I find identical performance with the above implementations of det! (from which I strip off the getrf! since in my case it's already done).

I think they allocate too much (the CPU implementation does not allocate at all).

SBuercklin commented 2 years ago

I have a logdet implementation inspired by @carstenbauer's code above, and it's faster than the CPU implementation for the case I care about:

function logdet!(m)
   X_d, ipiv_d = CUSOLVER.getrf!(m)
   ipiv = Array(ipiv_d)

   ldet = sum(log, diag(X_d))
   ldet += im * π * get_count(ipiv)

   return real(ldet) + im*(imag(ldet) % 2π)

function get_count(ipiv)
    return @inbounds count(i -> isequal(i, ipiv[i]), 1:length(ipiv))

my_logdet(A) = logdet!(copy(A))

Timing it:

julia> A = randn(ComplexF64, 1024, 1024);

julia> A_d = CuArray(A);

julia> @belapsed logdet($A)

julia> @belapsed my_logdet($A_d)

julia> isapprox(logdet(A), my_logdet(A_d); rtol = 1e-8)

get_count is non-allocating, but we could do it with a mapreduce or similar.
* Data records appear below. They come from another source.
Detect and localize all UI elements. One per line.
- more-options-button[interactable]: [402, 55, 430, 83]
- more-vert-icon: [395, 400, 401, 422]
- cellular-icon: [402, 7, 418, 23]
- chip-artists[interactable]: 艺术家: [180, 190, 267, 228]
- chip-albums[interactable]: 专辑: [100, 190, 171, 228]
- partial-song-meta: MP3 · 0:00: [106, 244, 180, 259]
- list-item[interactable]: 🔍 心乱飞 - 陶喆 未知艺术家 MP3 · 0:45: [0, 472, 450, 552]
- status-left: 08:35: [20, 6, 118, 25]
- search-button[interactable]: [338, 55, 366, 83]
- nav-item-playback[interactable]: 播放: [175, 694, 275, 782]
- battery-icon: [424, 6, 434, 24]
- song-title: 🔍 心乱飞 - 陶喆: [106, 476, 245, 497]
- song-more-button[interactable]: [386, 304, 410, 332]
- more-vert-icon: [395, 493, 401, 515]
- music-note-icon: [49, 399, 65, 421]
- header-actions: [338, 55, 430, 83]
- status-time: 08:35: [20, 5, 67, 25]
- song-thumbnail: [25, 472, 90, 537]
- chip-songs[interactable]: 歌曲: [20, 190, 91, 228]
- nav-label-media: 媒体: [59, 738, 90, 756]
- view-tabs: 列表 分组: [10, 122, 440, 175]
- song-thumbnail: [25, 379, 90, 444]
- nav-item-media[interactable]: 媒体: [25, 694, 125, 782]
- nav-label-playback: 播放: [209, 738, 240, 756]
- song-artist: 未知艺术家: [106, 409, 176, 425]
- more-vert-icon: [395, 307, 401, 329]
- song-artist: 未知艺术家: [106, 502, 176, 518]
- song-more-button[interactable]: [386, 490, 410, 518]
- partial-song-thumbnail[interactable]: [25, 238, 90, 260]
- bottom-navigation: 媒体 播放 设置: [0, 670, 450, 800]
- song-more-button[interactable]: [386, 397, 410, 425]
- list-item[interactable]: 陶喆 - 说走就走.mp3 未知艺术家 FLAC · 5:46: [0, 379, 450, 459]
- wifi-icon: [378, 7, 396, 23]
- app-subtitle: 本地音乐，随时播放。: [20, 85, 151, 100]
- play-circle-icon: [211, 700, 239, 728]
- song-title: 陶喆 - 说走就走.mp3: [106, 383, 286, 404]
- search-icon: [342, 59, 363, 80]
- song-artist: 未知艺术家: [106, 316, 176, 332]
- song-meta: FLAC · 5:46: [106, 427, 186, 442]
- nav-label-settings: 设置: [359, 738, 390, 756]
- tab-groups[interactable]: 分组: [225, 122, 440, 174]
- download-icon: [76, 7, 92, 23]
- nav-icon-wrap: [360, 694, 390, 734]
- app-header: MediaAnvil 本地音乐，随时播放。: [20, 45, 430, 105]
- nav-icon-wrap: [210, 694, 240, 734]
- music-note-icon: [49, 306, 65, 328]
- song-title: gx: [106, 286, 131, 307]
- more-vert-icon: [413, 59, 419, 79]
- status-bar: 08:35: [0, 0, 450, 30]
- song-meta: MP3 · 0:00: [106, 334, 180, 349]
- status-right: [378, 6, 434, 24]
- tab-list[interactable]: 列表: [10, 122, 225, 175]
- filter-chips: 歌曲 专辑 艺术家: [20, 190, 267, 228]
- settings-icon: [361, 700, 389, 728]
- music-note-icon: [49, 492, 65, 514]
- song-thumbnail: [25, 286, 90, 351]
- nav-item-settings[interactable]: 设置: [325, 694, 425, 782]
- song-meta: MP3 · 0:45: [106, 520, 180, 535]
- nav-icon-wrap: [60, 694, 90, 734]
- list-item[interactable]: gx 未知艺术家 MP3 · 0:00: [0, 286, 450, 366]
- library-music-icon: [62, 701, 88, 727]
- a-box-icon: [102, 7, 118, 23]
You should be able to do the same thing for det and determine the sign similarly. My only concern about this is we still need to pull the ipiv array to the CPU, is there a nice built-in way to do it on GPU?

HenriDeh commented 2 years ago

I guess the overhead of diag allocating on the GPU is insignificant when one gets the GPU speed up for the decomposition. My use case is probably too specific to deserve an investigation here.